WASHINGTON — A national ideal--the orderly transfer of power--was tested Friday as two presidencies collided under a driving rain.
The capital divided into a bureaucratic split screen, as one faction worked to pull off America's quadrennial celebration while another struggled to run the business of the country without a noticeable hitch.
On the eve of his swearing in as the 43rd president, George W. Bush rationed his coveted presence at a string of events honoring his wife, the vice president-elect, all veterans and his party's youth.
Meanwhile, the presidency that was supposed to be winding down exploded in a blitz of business as President Clinton sealed a deal to avert an indictment, pay a $25,000 fine and surrender his law license for five years. He also lifted remaining economic sanctions against Yugoslavia and fired Linda Tripp, the saboteur of his second term.
All the while, the Senate continued to check out some of the most controversial members of the proposed Bush Cabinet, one of whom survived her questioning by pretending she was on a lake in Colorado.
And if all that wasn't enough, snow threatened to cancel today's parade.
"They're playing it by ear," an overwhelmed inaugural press aide muttered.
Rough Road to Transition Not New
It was vaguely reminiscent of transitions past. Jimmy Carter spent most of the car ride to his successor's swearing-in on the phone, desperately trying to get Iran to free 52 American hostages. George Bush ordered a cruise missile attack on an Iraqi nuclear installation 48 hours before Bill Clinton took the oath.
But bumpy transitions are to Washington what the Santa Ana winds are to Los Angeles: They happen with regularity and few remember the mess they leave.
There were about 9,000 additional cabs brought in to ferry an army of tourists in an unrelenting rain, and that still was not enough. "Every four years we rule this town," one cabby boasted while chauffeuring three people in two directions and jacking up the fare while he was at it.
The subways were jammed. The airport was overwhelmed by corporate jets that held at least one commercial flight on the tarmac for an hour.
The Capitol teemed with visitors, some of them picking up tickets from their congressional members for today's swearing in. Long lines formed at metal detectors and elevators. An impatient Rep. Jack Kingston (R-Ga.), on his way to a news conference, gave up and walked the eight flights, delivering his remarks out of breath.
The streets were dotted with fur coats and cowboy hats.
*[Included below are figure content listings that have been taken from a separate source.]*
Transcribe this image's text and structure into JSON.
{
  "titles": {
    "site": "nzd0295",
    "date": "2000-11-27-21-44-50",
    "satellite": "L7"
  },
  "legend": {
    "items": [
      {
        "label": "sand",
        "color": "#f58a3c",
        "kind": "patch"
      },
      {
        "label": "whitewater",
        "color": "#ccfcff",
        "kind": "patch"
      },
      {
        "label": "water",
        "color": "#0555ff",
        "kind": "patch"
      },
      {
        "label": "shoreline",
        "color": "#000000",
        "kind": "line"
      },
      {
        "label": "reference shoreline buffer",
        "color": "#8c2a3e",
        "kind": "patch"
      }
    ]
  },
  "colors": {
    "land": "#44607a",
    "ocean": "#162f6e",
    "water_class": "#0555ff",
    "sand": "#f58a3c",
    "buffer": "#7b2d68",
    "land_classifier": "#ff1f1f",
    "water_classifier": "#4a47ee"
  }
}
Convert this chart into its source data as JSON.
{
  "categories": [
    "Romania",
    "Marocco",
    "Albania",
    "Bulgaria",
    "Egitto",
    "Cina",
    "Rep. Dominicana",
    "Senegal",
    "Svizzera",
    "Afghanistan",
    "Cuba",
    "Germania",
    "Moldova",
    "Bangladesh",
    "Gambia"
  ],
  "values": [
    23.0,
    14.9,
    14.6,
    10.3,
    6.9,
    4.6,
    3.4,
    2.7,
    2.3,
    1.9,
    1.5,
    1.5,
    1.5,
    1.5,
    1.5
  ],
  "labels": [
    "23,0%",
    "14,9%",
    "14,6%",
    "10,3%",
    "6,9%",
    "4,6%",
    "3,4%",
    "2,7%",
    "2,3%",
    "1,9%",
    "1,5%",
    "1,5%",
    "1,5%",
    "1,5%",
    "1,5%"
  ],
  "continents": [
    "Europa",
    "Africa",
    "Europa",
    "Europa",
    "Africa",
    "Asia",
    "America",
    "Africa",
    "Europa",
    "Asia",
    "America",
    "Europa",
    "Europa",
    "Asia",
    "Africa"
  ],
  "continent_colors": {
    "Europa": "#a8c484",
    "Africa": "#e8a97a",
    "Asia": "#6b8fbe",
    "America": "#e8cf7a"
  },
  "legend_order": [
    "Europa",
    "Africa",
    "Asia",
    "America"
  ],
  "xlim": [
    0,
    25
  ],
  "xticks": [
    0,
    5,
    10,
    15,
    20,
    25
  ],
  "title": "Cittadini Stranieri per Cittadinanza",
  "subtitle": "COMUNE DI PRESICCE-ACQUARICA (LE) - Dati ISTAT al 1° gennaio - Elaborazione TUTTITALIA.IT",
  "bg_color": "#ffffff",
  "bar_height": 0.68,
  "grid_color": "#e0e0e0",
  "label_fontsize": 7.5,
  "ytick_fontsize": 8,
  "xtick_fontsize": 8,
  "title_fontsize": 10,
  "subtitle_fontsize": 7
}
So high was the demand for Stetson hats--imported from Texas at $200 each--that the Ritz Carlton had to reorder five times in three days. At Washington's Union Station, gloves sold out to tourists who underestimated the cold.
Some Bid Clinton a Not So Fond Farewell
Still nothing, not even the weather, seemed to dampen the partisan bliss as the yellow and white moving van sat at 1600 Pennsylvania Ave.
"The proverbial 'truth is stranger than fiction' is more apropos here than almost any other time. There is a great sense of enthusiasm and relief over the fact that we are going through this transition," said Rep. David Dreier (R-San Dimas). "We are buoyed by the fact that we are going to finally bring an end to the Bill Clinton presidency."
But by all indications, the Clinton presidency wasn't going to waste a second of whatever power it had left to use.
After down-to-the-wire negotiations, Clinton agreed to terms that ended an independent counsel investigation into accusations that he lied under oath about his affair with Monica S. Lewinsky. "I hope my actions today will help bring closure and finality to these matters," he said in a statement released by the White House.
Asked Friday whether he was sad to have witnessed the last events of the Clinton presidency, Rep. Martin Frost (D-Texas) noted prophetically: "It may not be the last event. We still have a few hours."
Indeed, by day's end, the Clinton administration had fired Tripp--whose secret tape-recordings of Lewinsky led to the president's impeachment. She had refused to resign her Pentagon job, as is customary for political appointees.
Clinton also put out open letters to the Palestinians and the Israelis, issued a statement deploring land mines and clarified U.S. policy on the protection of sunken warships. And the White House buzzed with talk of late-night pardons.
His administration similarly rushed through an outbox of final business, including: how to deal with bacterial contamination of raw oysters.
"Yup. This is our busy season," one Food and Drug Administration official said.
Some of the Bush Cabinet nominees concluded their Senate confirmation hearings by midmorning Friday.
Gale A. Norton's vetting for Interior secretary had promised to be a knock-down partisan battle over her pro-business views of environmental preservation but turned into two days of shadow boxing between senators who found it in their interests to appear polite.